Tech Groups Back Kaspersky in Fight Against Zango
A broad coalition of technology groups today told a federal appeals court to toss out a lawsuit that adware maker Zango is continuing to pursue against computer security vendor Kaspersky Lab, arguing that to do otherwise would harm consumers and the future of the security software market.
In May 2007, Bellvue, Wash.-based Zango -- a company that makes software to serve pop-up ads and tracks users' activities on behalf of online marketers -- sued Kaspersky, charging that the company interfered with its business by removing its "adware" without first alerting the user.
In August, the judge assigned to the case dismissed Zango's suit, saying Kaspersky's actions were shielded by the federal Communications Decency Act (CDA). That law contains a "good Samaritan" clause that protects computer services companies from liability for good faith efforts to block material that users may consider objectionable (portions of the CDA have been struck down by the courts as unconstitutional, but this particular section is not one of them).
Earlier this year, Zango took its case up to the 9th Circuit Court of Appeals, saying Kaspersky's software should be labeled "badware" because it disabled Zango's software "without the customer's consent and without the customer's ability to override Kaspersky's invasive actions."
Interestingly, Zango's appeal is being supported by the National Business Coalition on E-Commerce and Privacy, an entity formed in 2000 that counts as members some of the largest corporations in America, including Bank of America, Charles Schwab & Co., Eastman Kodak, Fidelity Investments, General Motors, JP Morgan Chase, and the Vanguard Group. Update, May 6, 11:15 a.m: Removed UPS from this list, as it is no longer a member of this coalition.
Thomas M. Boyd, a partner at DLA Piper US LLP and counsel to the organization, said member companies are concerned that the judge's decision to toss out the suit last year could pave the way for security companies to block things like "cookies" and "Web beacons".
"The district court's decision is such that under the judges interpretation of CDA, a security software company has unreviewable power to decide that any content is objectionable and to deny user access to that content without any accountability for any damages that action may cause," Boyd said.
In a "friend of the court" brief filed with the appeals court today, a diverse collection of technology groups rallied behind Kaspersky in support of preserving the lower court ruling. Signatories to the brief include the Business Software Alliance, the Electronic Frontier Foundation (it's not often the BSA and EFF see eye-to-eye on tech issues), McAfee, Sunbelt Software and the Center for Democracy & Technology (CDT). Their brief is available here (PDF).
While this isn't the first case in which an adware company has sued an anti-spyware or security vendor, Ari Schwartz, CDT's vice president and chief operating officer, said the lower court's ruling is the strongest wording yet in support of protecting security companies from these types of strong-arm lawsuits.
"This is an extremely important case for consumers as to how security software protects them going forward, and whether the onus is put on the security company or [the adware vendor]," Schwartz said. "Congress clearly wanted to take the burden away from the security companies in this respect."

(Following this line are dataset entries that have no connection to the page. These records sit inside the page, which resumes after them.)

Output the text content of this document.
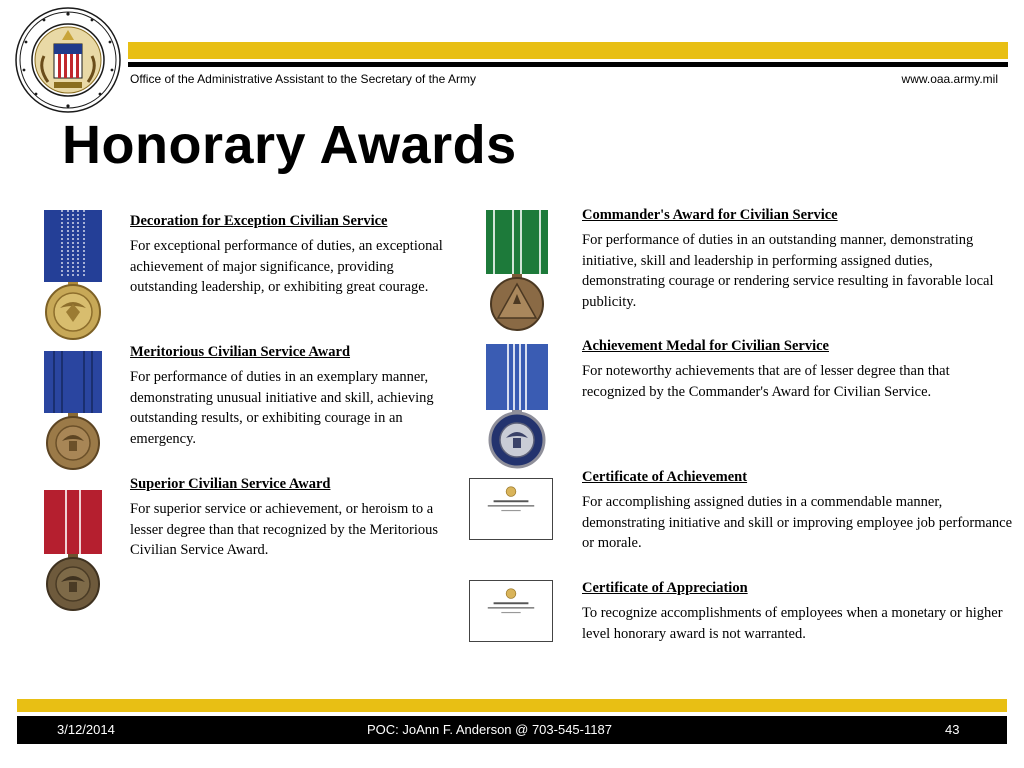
Office of the Administrative Assistant to the Secretary of the Army	www.oaa.army.mil
Honorary Awards
Decoration for Exception Civilian Service
For exceptional performance of duties, an exceptional achievement of major significance, providing outstanding leadership, or exhibiting great courage.
Meritorious Civilian Service Award
For performance of duties in an exemplary manner, demonstrating unusual initiative and skill, achieving outstanding results, or exhibiting courage in an emergency.
Superior Civilian Service Award
For superior service or achievement, or heroism to a lesser degree than that recognized by the Meritorious Civilian Service Award.
Commander's Award for Civilian Service
For performance of duties in an outstanding manner, demonstrating initiative, skill and leadership in performing assigned duties, demonstrating courage or rendering service resulting in favorable local publicity.
Achievement Medal for Civilian Service
For noteworthy achievements that are of lesser degree than that recognized by the Commander's Award for Civilian Service.
Certificate of Achievement
For accomplishing assigned duties in a commendable manner, demonstrating initiative and skill or improving employee job performance or morale.
Certificate of Appreciation
To recognize accomplishments of employees when a monetary or higher level honorary award is not warranted.
3/12/2014	POC: JoAnn F. Anderson @ 703-545-1187	43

Zango claims that users install its software because they want the programs, games and videos that are provided as a result. But Kaspersky is hardly alone in classifying Zango's software as something most consumers don't want on their machines. According to a report (PDF) released last month by Microsoft, the software giant's own malicious software removal tool, which downloads with monthly security updates for Windows users, nixed more than 7.1 million instances of Zango's Hotbar browser toolbar from customer machines in the second half of 2007, more than 2 Â½ times the number of Hotbar installs it removed during the same period in 2006.
In fact, the only piece of unwanted software removed from more customer machines during that period was the "Zlob" Trojan, which comes disguised as a video "codec" that users need to install before they can view certain streaming content online.
No. 5 on Microsoft's list of intruders most frequently removed from customer machines in the last six months of 2007 was Zango Search Assistant. Microsoft said its removal tool disposed of 4.9 million installs of Search Assistant during that period, more than double the number of installs it removed during the second half of 2006.
That means that, taken together, Zango's Hotbar and Search Assistant programs made up nearly 30 percent of all programs removed by Microsoft's removal tool.
Microsoft's removal stats notwithstanding, there is another interesting statistic Microsoft published that would, on the surface at least, appear to support Zango's claim that people actually want its products: Specifically, what users of Windows Defender -- Microsoft's free anti-spyware program -- chose to do when alerted about potential adware and spyware infections. According to Microsoft, nearly 68 percent of users who received an alert about Hotbar or Zango Search Assistant installs told the Windows Defender to ignore it.